Jürgen Klauke (*1943) lebt und arbeitet in Köln. Seine Arbeiten wurden in zahlreichen Einzelausstellungen in Museen und anderen Institutionen präsentiert, darunter im ZKM Museum für Neue Kunst, Karlsruhe; Museum Boymans Van Beuningen, Rotterdam; Museum Ludwig, Köln; Nationalgalerie, Staatliche Museen zu Berlin; Maison Européenne de la Photographie, Paris; Museum der Moderne, Salzburg; Staatliche Kunsthalle Baden-Baden; Museum of Modern Art, Saitama; Kunsthalle Bielefeld; Bundeskunsthalle, Bonn; The State Russian Museum, St. Petersburg.
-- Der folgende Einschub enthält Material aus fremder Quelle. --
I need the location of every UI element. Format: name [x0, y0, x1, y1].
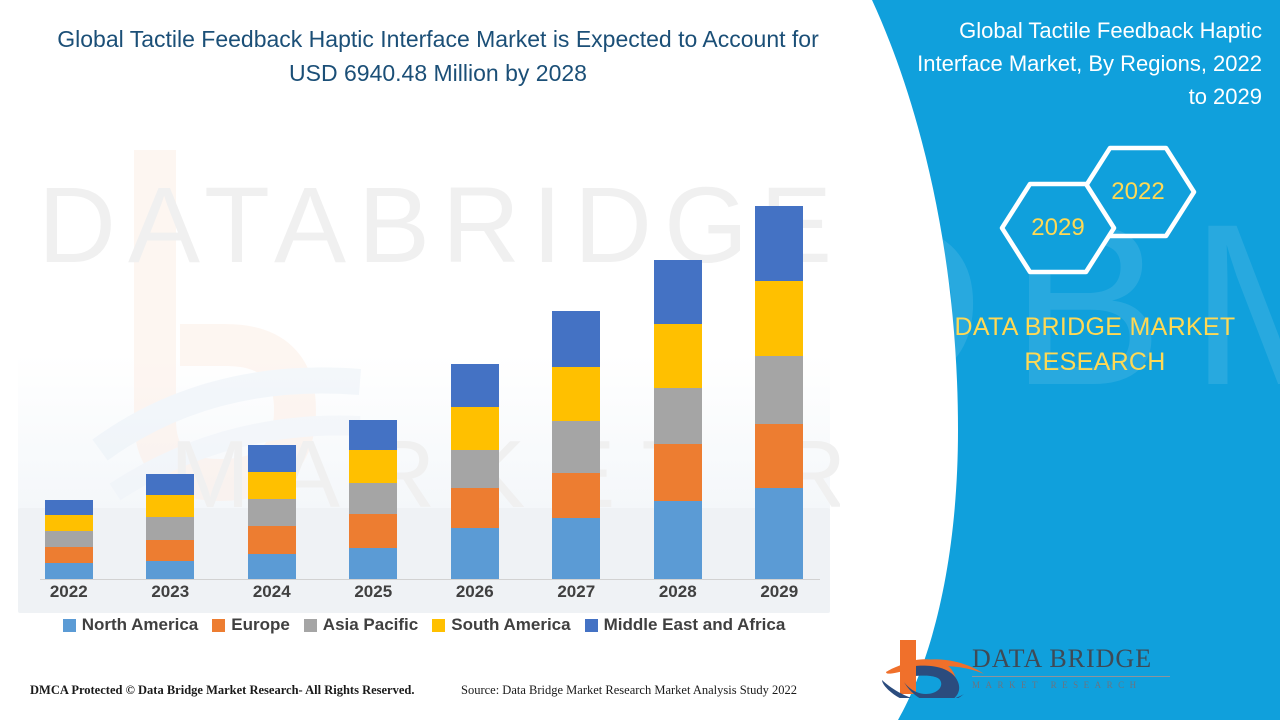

Zudem hat Klauke an internationalen Ausstellungen wie der Documenta, Kassel (1977, 1987) und der Biennale von Venedig (1980) teilgenommen und sich an wichtigen Gruppenausstellungen in u.a. folgenden Institutionen beteiligt: Solomon R. Guggenheim Museum, New York; Museum of Modern Art, New York; Centre Pompidou, Paris; Neue Nationalgalerie, Berlin; Museum of Contemporary Art, Los Angeles; Tate Liverpool. 2017 war Klaukes zeichnerisches Oeuvre Gegenstand einer Retrospektive im Max Ernst Museum in Brühl.